Kick It with Donna V. episode 10
Did you know that narcissistic personality disorder affects an estimated 1 percent of the general population? It sure seems like more than that are affected. At least it feels that way when you are married to one. A pre-warning. This is not an ex-husband bashing.
I lived with it for twenty- seven years. How many of you are living with it? Are you married to one? Do you have a sibling with it? A parent? A friend? Whoever it is, you are not crazy! You are not the one with the issue. You are just the unlucky recipient. So, what are your choices? Continue to stay because you are afraid to leave. Leave because you do want to be free from it.
My goal today is to help you understand what narcissism is and how it affects your well-being. Living with it for as long as I did makes me somewhat of an expert because of my life experience. To be honest, I never that there was something wrong with me. I felt that there was something wrong with him, but I couldn’t put my finger on it. The things that he did and said were hurtful and made for a very rough family dynamic for me and our two kids.
It took me many years to understand that my ex was a narcissist. There were issues in our marriage that could never be resolved because of it. I stood by and watched him bully our kids and me too, now that I think about it. We fought over it many times to no avail. I suggested we go to a marriage counselor to help us out. He refused because he was never wrong. The issues in our marriage resulted in a divorce. I was dating someone who took a few night classes. One of his classes was on psychology. He had a study sheet on narcissism. He said, “this is your ex-husband.” As I read it, I realized he was right. Hindsight is a beautiful thing.
When you’re in something that is messed up, you are too close to the fire to have any objectivity. When you remove yourself from it, you start to see the light. A few years later, I was taking a trip to New York and bought a book called Assholes, A Theory by Aaron James. No, this was not a picture book of people’s assholes. Instead, it was a book about placing assholes into different categories. The first category was narcissism. Little did I know that on my trip to New York I would be reading about my ex-husband! I learned so much and it all finally made sense.

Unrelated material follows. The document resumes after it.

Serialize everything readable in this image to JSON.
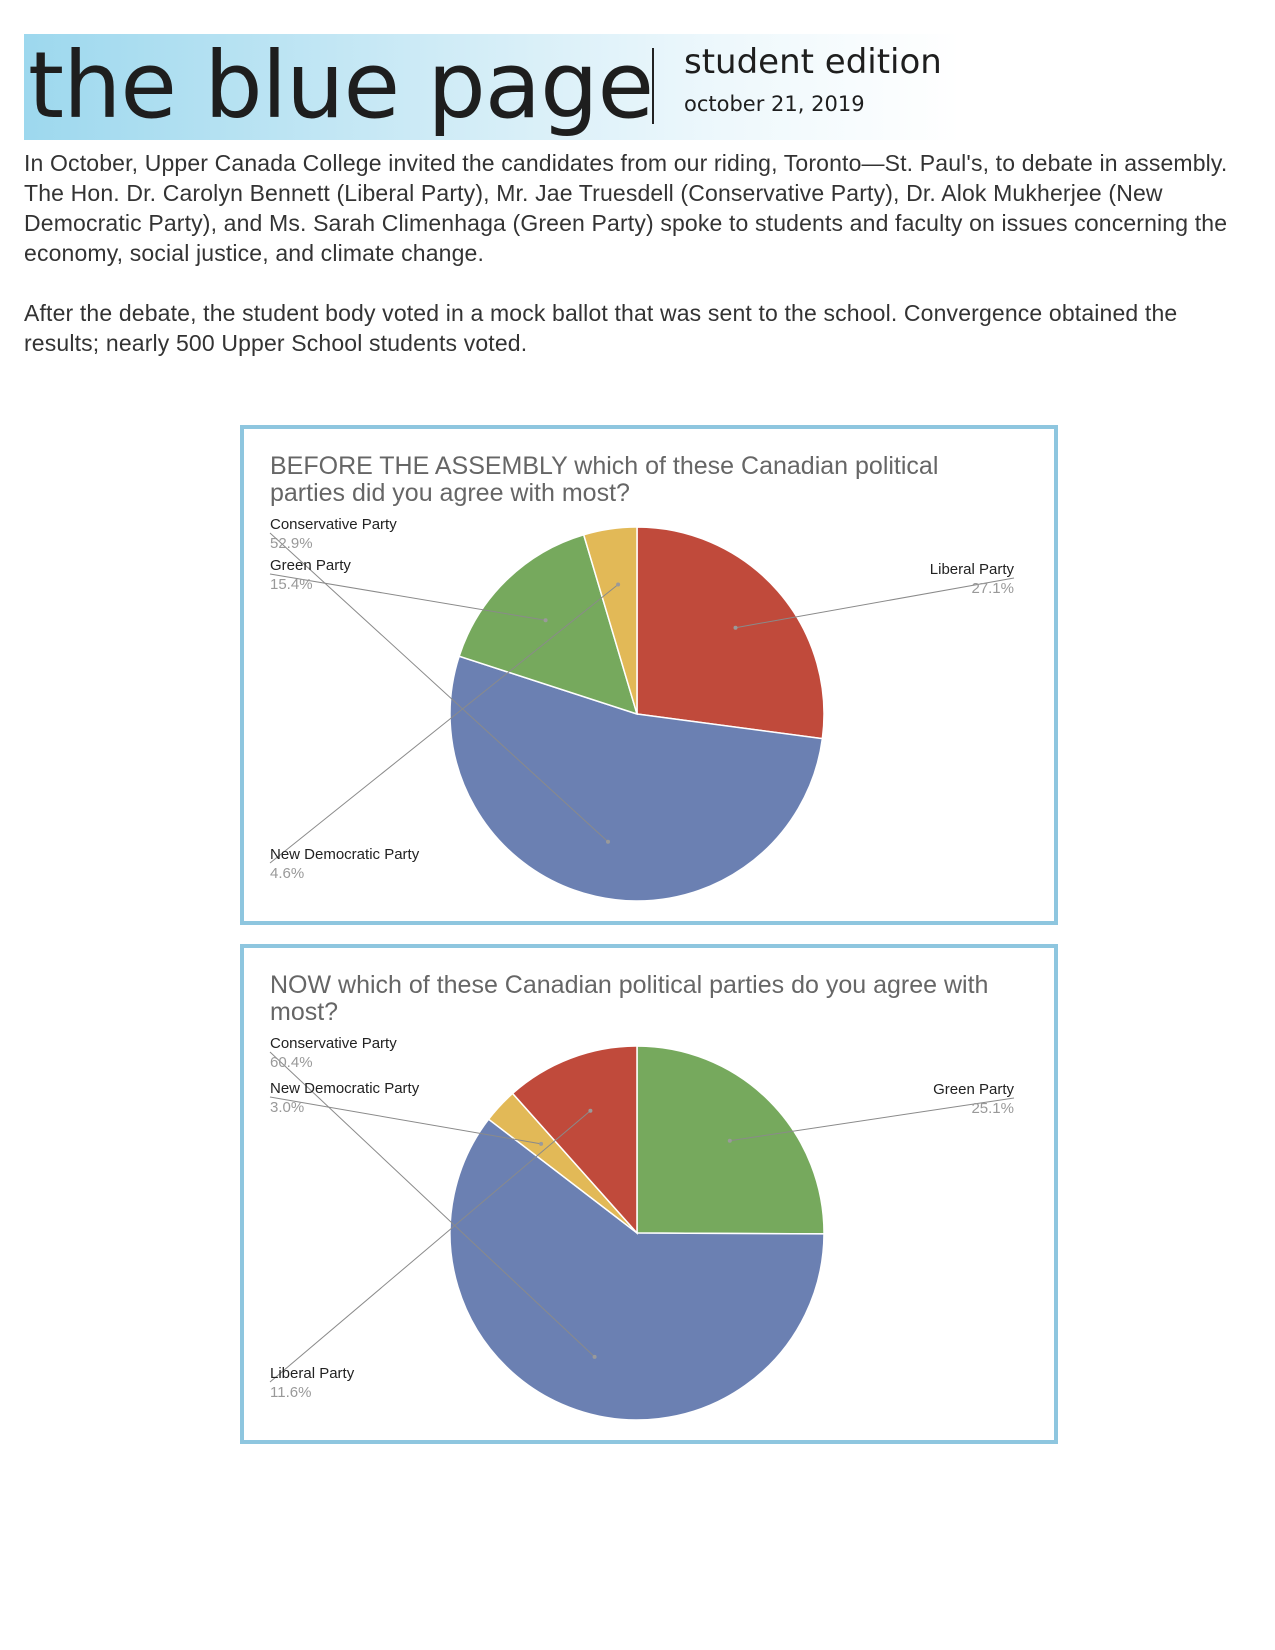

Through Wikipedia, I found the following. What is the definition of narcissism and where did the term come from? Narcissism is the pursuit of gratification from vanity or egotistic admiration of one’s own abilities. The term originated from Greek mythology where the young Narcissus fell in love with his own image reflected in a pool of water. The psychological definition is extreme selfishness with a grandiose view of one’s own talents and a craving for admiration. It gets more interesting with the synonyms. Vanity, self-love, self-admiration, self-absorption, self-obsession, conceit, self-centeredness, self-regard and egotism. As you can see, a lot of “selfs” in there.
There are traits and signs of narcissism that some narcissists have some or all of:
1. Self-focus in interpersonal relationships
2. Problems in sustaining satisfying relationships
3. Lack of psychological awareness
4. Difficulty with empathy
5. Problems distinguishing self from others
6. Hypersensitivity to all insults or imagined insults
7. Vulnerability to shame rather than guilt
8. Haughty body language
9. Flattery to people who admire or affirm them
10. Detesting those who do not admire them
11. Using other people without considering the cost of doing so
12. Pretending to be more important than they think they are
13. Bragging and exaggerating their achievements
14. Claiming to be an expert at many things
15. Inability to view the world from the perspective of other people
16. Denial of remorse or gratitude
So, what are you supposed to do with all this information? You know the adage knowledge is power? Now you have the power to make a choice. I know this choice isn’t easy. I’ve been there. Do you think I instantly decided to get a divorce without seriously thinking about it? I had two kids to consider. I was afraid of the unknown. Now, I know what you’re asking. How did I make the decision to leave and follow through? I haven’t walked a mile in your shoes and you haven’t walked a mile in mine. I am headstrong by nature. If I stay, this is what I will deal with the rest of my life with no rainbow at the end of the tunnel. If I leave, I release myself from being a prisoner to someone else’s narcissistic behavior. I struggled with the all the what ifs. What if my ex poisoned my kids against me? What if my kids resented my decision? At the end of the day, I knew the answer. You need to go Donna. Save yourself. I made the decision and have no regrets. Leave behind what you can’t change.
You know what I did change? My ex can no longer control me. I am free.
Let’s talk about my kids. How did the interaction my ex had with them as young children affect them? Here’s the deal. It does affect them. Are they strong enough to see their dad for who he is? Are they capable of leaving what they don’t like and taking what they do like to carry on? Can they raise their own children without the baggage given to them and create a positive, loving home? I pray the answer is yes.
I hope my decision to make a change is an example to my kids and to you on how to deal with uncomfortable issues so you can free yourself. By not setting this example, I do all a terrible disservice.
If you are in a relationship with a narcissist and want to seek out advice, please visit narcissisticandemotionalabuse.co.uk.
I hope that by listening today you learned everything you need to know about narcissism. I hope it helps you make a choice.